Find the value of the sum $\displaystyle \sum\limits_{n=1}^{\infty} \frac{(7n+32) \cdot3^n}{n(n+2) \cdot 4^n}.$
Using partial fraction decomposition, I found the above expression is equivalent to $\displaystyle \sum\limits_{n=1}^{\infty} \frac{25}{n} \cdot \left(\frac{3}{4}\right)^n – \sum\limits_{n=1}^{\infty} \frac{18}{n+2} \cdot \left(\frac{3}{4}\right)^n,$ where I got couldn't find a closed form of either expression because of the $\left(\dfrac{3}{4}\right)^n.$
Similarly, trying to telescope one of the the sums with $\displaystyle \sum\limits_{n=1}^{\infty} \left(\frac{1}{n} – \frac{1}{n+2}\right) \cdot \left(\frac{3}{4}\right)^n$ fails for the same reason. How can I further simplify the above expression?
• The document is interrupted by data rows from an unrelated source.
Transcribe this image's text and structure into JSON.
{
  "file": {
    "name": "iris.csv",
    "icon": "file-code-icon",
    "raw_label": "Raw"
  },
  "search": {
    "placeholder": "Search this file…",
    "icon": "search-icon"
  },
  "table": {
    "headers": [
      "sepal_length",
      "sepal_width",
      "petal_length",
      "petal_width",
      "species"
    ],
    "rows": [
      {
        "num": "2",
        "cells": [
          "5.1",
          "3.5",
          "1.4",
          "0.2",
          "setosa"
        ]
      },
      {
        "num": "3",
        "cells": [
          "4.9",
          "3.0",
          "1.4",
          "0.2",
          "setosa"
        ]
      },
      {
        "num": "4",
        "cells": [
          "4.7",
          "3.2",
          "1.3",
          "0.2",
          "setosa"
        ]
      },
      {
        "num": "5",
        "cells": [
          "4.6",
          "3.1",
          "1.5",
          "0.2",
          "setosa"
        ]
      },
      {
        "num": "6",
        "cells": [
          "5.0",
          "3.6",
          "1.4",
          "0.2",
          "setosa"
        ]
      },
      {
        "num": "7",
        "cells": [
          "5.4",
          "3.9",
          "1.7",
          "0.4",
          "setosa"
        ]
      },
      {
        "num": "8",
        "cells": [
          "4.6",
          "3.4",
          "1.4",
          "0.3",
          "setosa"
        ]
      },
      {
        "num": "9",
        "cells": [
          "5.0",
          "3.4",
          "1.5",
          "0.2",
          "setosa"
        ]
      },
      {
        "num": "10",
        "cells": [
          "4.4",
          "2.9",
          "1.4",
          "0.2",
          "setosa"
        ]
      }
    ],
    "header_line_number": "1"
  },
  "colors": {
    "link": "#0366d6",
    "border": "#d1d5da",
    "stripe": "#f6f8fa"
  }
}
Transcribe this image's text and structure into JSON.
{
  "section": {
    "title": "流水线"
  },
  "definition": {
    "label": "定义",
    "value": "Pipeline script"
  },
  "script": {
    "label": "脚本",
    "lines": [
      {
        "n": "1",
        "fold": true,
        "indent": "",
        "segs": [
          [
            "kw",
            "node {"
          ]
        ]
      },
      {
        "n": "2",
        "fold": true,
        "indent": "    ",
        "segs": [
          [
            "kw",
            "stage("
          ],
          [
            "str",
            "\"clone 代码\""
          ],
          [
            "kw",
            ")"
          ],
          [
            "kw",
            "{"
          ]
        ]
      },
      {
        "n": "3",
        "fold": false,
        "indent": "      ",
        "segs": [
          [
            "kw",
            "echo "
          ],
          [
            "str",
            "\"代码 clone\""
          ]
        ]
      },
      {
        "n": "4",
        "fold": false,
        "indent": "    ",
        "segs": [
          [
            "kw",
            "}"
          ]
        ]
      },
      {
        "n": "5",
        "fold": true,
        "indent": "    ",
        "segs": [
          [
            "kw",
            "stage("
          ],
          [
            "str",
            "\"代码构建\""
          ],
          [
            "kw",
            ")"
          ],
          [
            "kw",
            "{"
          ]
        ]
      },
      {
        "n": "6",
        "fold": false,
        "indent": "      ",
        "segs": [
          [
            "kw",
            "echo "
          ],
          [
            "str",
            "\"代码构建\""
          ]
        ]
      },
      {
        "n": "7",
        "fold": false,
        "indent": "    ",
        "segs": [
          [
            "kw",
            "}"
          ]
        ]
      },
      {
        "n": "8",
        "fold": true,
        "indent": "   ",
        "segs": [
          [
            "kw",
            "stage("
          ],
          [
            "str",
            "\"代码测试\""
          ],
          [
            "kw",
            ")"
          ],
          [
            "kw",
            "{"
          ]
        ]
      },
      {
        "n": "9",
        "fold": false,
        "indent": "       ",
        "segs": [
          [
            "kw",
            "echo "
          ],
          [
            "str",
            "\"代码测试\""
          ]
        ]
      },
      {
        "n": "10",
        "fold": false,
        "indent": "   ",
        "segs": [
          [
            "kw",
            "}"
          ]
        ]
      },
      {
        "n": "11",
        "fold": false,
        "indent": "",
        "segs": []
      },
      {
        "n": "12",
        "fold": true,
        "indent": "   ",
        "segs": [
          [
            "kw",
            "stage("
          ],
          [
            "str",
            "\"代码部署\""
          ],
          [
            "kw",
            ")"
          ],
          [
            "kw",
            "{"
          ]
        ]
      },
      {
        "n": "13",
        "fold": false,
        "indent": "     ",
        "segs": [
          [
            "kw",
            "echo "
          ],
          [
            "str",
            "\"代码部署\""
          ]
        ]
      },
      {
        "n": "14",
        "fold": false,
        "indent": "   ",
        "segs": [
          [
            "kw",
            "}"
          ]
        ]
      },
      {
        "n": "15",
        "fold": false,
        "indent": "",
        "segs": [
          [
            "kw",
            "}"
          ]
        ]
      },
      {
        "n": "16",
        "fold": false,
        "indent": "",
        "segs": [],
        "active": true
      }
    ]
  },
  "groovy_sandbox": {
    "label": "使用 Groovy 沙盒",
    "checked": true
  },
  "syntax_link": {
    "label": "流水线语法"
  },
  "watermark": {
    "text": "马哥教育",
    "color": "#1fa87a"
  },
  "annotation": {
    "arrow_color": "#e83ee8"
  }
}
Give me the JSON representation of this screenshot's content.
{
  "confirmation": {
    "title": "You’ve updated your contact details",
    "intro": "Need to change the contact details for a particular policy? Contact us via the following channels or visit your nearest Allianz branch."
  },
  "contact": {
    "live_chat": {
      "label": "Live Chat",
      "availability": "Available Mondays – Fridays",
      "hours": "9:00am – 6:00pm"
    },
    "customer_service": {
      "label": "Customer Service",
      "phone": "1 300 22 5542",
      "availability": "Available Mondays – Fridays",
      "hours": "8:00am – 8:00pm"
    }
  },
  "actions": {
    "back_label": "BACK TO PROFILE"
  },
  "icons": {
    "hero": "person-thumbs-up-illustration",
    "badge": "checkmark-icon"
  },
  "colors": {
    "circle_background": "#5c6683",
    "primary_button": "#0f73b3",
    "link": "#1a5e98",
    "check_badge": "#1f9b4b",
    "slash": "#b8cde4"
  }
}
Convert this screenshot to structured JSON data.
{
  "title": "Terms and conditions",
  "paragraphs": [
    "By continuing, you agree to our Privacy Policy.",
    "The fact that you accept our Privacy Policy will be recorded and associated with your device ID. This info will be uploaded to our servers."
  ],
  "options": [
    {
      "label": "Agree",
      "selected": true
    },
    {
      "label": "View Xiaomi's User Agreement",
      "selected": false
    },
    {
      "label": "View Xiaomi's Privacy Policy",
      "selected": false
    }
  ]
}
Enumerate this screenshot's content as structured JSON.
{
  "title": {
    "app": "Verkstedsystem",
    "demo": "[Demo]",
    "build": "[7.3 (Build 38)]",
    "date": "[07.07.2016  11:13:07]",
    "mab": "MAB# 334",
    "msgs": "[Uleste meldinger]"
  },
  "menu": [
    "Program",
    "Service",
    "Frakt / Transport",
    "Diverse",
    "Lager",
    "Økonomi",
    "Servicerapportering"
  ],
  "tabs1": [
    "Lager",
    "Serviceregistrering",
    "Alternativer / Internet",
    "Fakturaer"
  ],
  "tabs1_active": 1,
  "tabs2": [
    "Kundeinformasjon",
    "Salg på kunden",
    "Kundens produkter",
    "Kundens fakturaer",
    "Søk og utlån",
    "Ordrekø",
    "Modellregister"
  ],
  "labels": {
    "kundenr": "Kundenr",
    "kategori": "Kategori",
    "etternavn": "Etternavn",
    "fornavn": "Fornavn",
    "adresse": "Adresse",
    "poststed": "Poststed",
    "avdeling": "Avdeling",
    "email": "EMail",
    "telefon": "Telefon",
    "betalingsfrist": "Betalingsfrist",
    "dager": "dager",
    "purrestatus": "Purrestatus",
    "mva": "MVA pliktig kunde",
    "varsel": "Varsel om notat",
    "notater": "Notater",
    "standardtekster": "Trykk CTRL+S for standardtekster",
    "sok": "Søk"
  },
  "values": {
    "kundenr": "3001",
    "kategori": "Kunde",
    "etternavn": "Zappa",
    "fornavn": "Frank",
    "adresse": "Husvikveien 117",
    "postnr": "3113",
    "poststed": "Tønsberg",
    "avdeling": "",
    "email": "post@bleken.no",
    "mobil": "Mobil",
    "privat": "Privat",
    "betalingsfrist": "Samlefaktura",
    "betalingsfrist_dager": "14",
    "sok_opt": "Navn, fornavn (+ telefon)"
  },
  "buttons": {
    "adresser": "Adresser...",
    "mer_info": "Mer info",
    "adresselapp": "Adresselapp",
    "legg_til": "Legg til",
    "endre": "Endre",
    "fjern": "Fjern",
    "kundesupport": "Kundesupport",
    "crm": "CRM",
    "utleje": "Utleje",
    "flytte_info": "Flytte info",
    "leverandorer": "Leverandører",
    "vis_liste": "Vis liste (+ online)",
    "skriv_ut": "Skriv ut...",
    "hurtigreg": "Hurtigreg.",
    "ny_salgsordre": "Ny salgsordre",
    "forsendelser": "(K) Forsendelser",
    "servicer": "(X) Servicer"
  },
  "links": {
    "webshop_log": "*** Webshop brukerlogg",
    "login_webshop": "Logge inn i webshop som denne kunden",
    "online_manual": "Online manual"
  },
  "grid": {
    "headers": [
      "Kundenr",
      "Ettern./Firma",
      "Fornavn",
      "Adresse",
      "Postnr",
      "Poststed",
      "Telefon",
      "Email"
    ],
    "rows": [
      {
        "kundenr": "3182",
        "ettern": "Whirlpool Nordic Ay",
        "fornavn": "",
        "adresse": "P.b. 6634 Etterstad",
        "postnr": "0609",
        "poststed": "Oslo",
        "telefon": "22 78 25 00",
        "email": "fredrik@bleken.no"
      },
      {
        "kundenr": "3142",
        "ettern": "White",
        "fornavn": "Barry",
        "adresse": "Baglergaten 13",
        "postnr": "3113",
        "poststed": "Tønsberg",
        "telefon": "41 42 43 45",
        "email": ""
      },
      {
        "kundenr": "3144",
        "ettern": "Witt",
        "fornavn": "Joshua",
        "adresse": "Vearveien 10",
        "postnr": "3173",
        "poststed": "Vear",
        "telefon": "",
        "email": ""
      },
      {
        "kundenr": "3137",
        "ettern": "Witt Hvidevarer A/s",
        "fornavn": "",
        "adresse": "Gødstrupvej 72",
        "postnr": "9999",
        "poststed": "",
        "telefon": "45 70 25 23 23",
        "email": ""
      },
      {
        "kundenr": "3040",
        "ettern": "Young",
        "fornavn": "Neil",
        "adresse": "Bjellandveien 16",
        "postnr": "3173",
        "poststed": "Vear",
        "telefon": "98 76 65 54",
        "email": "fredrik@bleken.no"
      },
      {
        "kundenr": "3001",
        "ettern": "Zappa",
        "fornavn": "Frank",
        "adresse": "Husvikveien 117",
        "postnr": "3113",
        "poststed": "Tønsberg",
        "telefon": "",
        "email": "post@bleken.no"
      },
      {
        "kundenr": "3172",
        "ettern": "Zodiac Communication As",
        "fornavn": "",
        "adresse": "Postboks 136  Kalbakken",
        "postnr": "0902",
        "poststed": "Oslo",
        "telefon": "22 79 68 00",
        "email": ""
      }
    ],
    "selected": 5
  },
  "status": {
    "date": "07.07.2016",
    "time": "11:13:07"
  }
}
Thanks.
Best Answer
HINT:
$$7n+32=4^2(n+2)-3^2\cdot n$$
$$\implies\dfrac{7n+32}{n(n+2)}\left(\dfrac34\right)^n=\dfrac{4^2(n+2)-3^2\cdot n}{n(n+2)}\left(\dfrac34\right)^n=\dfrac{16\left(\dfrac34\right)^n}n-\dfrac{16\left(\dfrac34\right)^{n+2}}{(n+2)}$$